Os partidos políticos de esquerda que se opõem aos governos federal, estaduais e municipais – porque esses partidos não governam praticamente nada – estimularam ou condescenderam com energúmenos que acreditam na violência como forma de luta política. Eles foram úteis para “sacudir” a sociedade. Contudo, abusaram do “remédio” e os protestos violentos se tornaram uma ameaça à própria democracia.
São Paulo e Rio de Janeiro, os centros urbanos mais torturantes do país, ficaram ainda piores. O transporte, que já era difícil, ficou infernal com manifestantes impedindo o tráfego da população. As cenas de guerra campal, com incêndios, depredações e até violência física que os manifestantes desencadearam, fizeram a sociedade entender que esse não era o caminho.
Contudo, devido aos bônus que a violência nos protestos concedeu aos seus autores, eles não querem abrir mão dela. Até porque, sabem que sem violência esses protestos se tornarão parte da rotina das cidades. A sociedade, por sua vez, cobra providências das autoridades e a grita por endurecimento com os manifestantes violentos se torna ensurdecedora.
Os autores desse tipo de protesto, então, adotam uma estratégia pretensamente esperta: negar relação com a violência que invariavelmente ocorre em seus atos públicos. Aí a polícia entra em campo. Investiga e descobre que os autores dos protestos, ao contrário do que afirmam, não apenas estimulam a violência, mas também a organizam.
O clímax dessa situação ocorre no estertor da Copa do Mundo. Como a violência dos protestos os esvaziou fortemente e o evento transcorreu sem grandes problemas, os autores desses protestos violentos decidem organizar uma última cartada.
Com a derrota vexaminosa da Seleção brasileira e o mau-humor popular dela decorrente, estava pronto o palco para uma catástrofe que desmoralizaria o Brasil internacionalmente e predisporia a sociedade à revolta contra o governo de plantão, ou seja, contra o governo federal, que os protestos transformaram em alvo principal.
A prisão de cerca de duas dezenas de organizadores desse plano às vésperas da final entre Alemanha e Argentina desarticulou o plano. Intimidou os que dele pretendiam participar e, enfim, a tragédia não ocorreu.
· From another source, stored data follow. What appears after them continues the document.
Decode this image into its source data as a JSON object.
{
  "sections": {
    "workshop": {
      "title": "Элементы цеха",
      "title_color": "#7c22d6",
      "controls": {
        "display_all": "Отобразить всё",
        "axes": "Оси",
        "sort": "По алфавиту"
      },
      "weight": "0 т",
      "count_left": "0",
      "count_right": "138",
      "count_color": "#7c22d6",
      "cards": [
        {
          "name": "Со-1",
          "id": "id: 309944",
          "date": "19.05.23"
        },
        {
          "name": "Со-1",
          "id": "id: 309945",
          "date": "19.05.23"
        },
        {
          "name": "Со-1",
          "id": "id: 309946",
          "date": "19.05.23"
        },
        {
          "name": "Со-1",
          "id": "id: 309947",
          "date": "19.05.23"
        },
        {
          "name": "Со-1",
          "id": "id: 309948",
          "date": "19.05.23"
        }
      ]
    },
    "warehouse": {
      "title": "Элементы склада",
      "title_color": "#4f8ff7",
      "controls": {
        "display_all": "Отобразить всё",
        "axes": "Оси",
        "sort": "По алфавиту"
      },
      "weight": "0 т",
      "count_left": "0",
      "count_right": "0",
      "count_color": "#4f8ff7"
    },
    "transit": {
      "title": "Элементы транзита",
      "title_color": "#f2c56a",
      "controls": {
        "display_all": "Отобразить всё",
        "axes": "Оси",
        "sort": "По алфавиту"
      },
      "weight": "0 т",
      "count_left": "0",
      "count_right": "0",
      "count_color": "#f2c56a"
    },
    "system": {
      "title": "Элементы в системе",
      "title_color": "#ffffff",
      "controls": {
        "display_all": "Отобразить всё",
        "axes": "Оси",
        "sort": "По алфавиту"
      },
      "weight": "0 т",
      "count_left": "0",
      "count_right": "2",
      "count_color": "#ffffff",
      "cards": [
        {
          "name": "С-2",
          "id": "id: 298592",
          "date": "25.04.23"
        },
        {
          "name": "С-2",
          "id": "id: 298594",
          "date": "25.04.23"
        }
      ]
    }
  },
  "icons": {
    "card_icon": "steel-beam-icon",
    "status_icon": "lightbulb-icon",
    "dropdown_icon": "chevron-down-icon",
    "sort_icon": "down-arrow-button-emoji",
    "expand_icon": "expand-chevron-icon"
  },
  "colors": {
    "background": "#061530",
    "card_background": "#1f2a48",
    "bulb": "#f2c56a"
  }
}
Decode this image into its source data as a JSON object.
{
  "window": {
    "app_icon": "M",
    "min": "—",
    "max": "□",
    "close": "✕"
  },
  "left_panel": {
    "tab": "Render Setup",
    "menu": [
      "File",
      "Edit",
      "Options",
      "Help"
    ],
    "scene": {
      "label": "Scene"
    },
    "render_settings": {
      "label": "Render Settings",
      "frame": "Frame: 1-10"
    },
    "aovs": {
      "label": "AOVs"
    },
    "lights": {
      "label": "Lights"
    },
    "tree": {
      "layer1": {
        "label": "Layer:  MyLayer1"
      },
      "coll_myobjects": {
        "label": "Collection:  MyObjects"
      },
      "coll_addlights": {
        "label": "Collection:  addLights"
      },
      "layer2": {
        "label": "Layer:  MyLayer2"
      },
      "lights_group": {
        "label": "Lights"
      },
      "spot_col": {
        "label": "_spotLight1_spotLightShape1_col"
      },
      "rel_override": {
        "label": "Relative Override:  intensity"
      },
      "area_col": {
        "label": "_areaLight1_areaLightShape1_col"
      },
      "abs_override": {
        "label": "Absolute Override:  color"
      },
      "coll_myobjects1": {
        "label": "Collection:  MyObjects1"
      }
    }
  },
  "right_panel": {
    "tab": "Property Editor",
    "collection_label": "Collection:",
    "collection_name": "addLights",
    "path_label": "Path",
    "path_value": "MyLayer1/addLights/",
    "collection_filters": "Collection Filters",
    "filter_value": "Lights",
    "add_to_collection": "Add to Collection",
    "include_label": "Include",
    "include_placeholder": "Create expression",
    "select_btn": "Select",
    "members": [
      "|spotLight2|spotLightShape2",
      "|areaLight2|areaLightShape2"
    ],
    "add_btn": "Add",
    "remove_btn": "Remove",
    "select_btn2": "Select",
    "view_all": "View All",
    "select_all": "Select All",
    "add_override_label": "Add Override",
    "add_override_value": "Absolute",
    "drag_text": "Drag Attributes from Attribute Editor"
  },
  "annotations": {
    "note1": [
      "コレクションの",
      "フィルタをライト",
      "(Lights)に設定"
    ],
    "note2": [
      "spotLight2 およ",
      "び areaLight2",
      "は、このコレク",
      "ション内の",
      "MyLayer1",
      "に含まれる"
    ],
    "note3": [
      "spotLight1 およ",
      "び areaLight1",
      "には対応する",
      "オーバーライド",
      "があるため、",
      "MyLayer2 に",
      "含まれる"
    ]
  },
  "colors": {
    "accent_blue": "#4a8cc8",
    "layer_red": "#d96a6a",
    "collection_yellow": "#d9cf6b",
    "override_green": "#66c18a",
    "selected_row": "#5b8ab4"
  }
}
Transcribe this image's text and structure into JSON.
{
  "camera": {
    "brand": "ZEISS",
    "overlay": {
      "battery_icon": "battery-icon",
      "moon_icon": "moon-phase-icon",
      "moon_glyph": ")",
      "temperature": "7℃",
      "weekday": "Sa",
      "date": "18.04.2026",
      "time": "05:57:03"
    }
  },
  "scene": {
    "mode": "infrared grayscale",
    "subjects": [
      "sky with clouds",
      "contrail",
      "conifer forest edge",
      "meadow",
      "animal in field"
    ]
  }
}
Os autores da tática de “sacudir” a sociedade – os quais, em 2013, obtiveram os resultados políticos esperados –, então percebem que a violência nos protestos se inviabiliza com a responsabilização criminal de seus autores e se põem a berrar que o país vive uma “ditadura” devido ao Estado coibir a violência com as prisões de seus organizadores.
Os grupos políticos que passaram a berrar slogans sobre “ditadura” e “Estado de Direito”, pois, travam uma batalha surda pelo “direito” de organizar protestos violentos. Professores e acadêmicos envolvidos com os grupos que organizaram toda essa estratégia dão “carteiradas”, do alto de seus diplomas universitários. Buscam desqualificar prisões que impediram uma tragédia na final da Copa, como mostra reportagem do Jornal Nacional na última segunda-feira (21).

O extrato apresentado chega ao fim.